A Crucible Moment, highlights both civic learning and democratic engagement as “an undisputed educational priority for all of higher education” (p. 2). Higher educational institutions have the unique opportunity to bring together individuals from diverse backgrounds and experiences, as well as provide an environment of both theoretical consideration and practical application. The report emphasizes the need for “civic learning that includes knowledge, skills, values, and the capacity to work with others on civic and societal changes” (p. 6). As educators, we are uniquely situated to respond to this charge and are wholly responsible for contributing to environments where this vision is enacted and embraced. Hoffman et al. (2018) emphasize the following as values that are essential to establishing an interdependent, effective democratic society: dignity, humanity, decency, honesty, curiosity, imagination, wisdom, courage, community, participation, stewardship, resourcefulness, and hope.
In reflecting on my own experience working with the Student Government Association, I am reminded of an interaction between this body and a non-affiliated student in attendance at a recent meeting. The visiting student commented that the SGA could do more to promote their meetings to assure that students felt included and heard within the on-campus democratic process. One of the SGA members responded, accurately, that the meetings were marketed across campus using a number of methods, including social media and email, and that students should not expect personal invitations to attend. As the advisor to the group, I did not interrupt, but it did give me pause- what is the responsibility of the Student Government when it comes to convincing students to participate in the process? What obligation do they have in persuading other students to participate as active members of the campus community? Where does their duty end and individual commitment to democratic engagement begin? What is our role as higher educators to help define that line, and support students to making those connections?
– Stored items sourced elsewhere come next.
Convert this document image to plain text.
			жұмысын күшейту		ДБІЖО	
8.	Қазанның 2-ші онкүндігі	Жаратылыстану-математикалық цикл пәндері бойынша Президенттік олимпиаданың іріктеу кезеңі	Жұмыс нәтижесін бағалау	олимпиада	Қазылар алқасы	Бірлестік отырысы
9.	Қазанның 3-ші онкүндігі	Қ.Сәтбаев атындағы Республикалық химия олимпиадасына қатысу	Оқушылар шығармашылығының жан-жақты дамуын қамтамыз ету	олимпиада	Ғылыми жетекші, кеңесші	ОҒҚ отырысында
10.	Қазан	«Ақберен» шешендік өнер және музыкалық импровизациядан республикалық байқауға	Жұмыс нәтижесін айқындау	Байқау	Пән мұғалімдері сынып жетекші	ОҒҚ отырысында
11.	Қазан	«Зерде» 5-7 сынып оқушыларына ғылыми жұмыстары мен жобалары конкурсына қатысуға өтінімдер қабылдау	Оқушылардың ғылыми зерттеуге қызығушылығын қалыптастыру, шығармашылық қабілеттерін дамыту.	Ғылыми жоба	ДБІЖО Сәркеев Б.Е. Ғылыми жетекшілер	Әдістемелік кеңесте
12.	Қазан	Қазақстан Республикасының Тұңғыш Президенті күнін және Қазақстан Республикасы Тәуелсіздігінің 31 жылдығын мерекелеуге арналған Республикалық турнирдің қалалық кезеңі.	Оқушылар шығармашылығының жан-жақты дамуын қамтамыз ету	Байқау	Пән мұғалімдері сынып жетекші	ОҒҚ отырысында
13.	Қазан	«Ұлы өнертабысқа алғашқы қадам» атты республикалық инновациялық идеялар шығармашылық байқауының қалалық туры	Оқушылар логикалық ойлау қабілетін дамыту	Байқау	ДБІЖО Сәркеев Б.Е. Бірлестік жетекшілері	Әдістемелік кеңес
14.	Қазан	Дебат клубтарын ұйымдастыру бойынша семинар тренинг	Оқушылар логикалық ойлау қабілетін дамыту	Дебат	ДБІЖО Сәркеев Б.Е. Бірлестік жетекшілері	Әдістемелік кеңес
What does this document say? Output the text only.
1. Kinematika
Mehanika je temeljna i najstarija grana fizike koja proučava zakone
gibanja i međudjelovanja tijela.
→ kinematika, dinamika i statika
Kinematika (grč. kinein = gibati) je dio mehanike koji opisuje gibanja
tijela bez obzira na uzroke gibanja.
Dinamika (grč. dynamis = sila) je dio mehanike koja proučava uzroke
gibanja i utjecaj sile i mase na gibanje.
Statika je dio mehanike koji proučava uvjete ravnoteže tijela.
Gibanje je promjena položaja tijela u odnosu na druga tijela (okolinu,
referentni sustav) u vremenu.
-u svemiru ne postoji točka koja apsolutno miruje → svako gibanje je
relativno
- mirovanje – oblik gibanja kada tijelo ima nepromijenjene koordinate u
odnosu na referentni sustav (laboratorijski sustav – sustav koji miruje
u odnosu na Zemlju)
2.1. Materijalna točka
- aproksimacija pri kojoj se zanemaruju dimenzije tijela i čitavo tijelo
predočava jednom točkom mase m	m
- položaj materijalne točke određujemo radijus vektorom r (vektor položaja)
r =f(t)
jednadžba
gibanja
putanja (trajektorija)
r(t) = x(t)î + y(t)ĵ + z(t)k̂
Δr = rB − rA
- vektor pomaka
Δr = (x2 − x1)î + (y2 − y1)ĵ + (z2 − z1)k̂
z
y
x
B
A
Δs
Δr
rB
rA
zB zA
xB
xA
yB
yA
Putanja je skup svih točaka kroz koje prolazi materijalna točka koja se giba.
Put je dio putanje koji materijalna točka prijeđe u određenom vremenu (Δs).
According to Hoffman et al. (2018), the challenge is “to strike an appropriate balance: neither waiting passively and wishfully for students to make the imaginative leaps that lead to spontaneous learning, nor so enclosing and dominating their experience that they internalize unintended lessons about their own powerlessness and isolation” (p. 13). The authors encourage educators to consider the following things when reflecting on whether our current practices are creating intentional spaces for student civic learning and development:
Shared responsibility and control
Building collective capacities
Choosing empowering language
Providing support for learning from everyday interactions
Transcending categories and boundaries
I understand that it is important that while I examine my own application of the actions suggested by Hoffman et al. (2018), I also equip my students with the knowledge and space to also examine their own behaviors and practices within this framework. It is only through this understanding that I can collaborate and build partnerships with my students that will empower them to challenge and support each other as active citizens on campus and in their greater communities.
Hoffman, D., Domagal-Goldman, J., King, S., & Robinson, V. (2018). Higher education’s role in enacting a thriving democracy: Civic learning and democratic theory of change. Washington, DC: NASPA.
The National Task Force on Civic Learning and Democratic Engagement. (2012). A crucible moment: College learning and democracy’s future. Washington, DC: Association of American Colleges and Universities.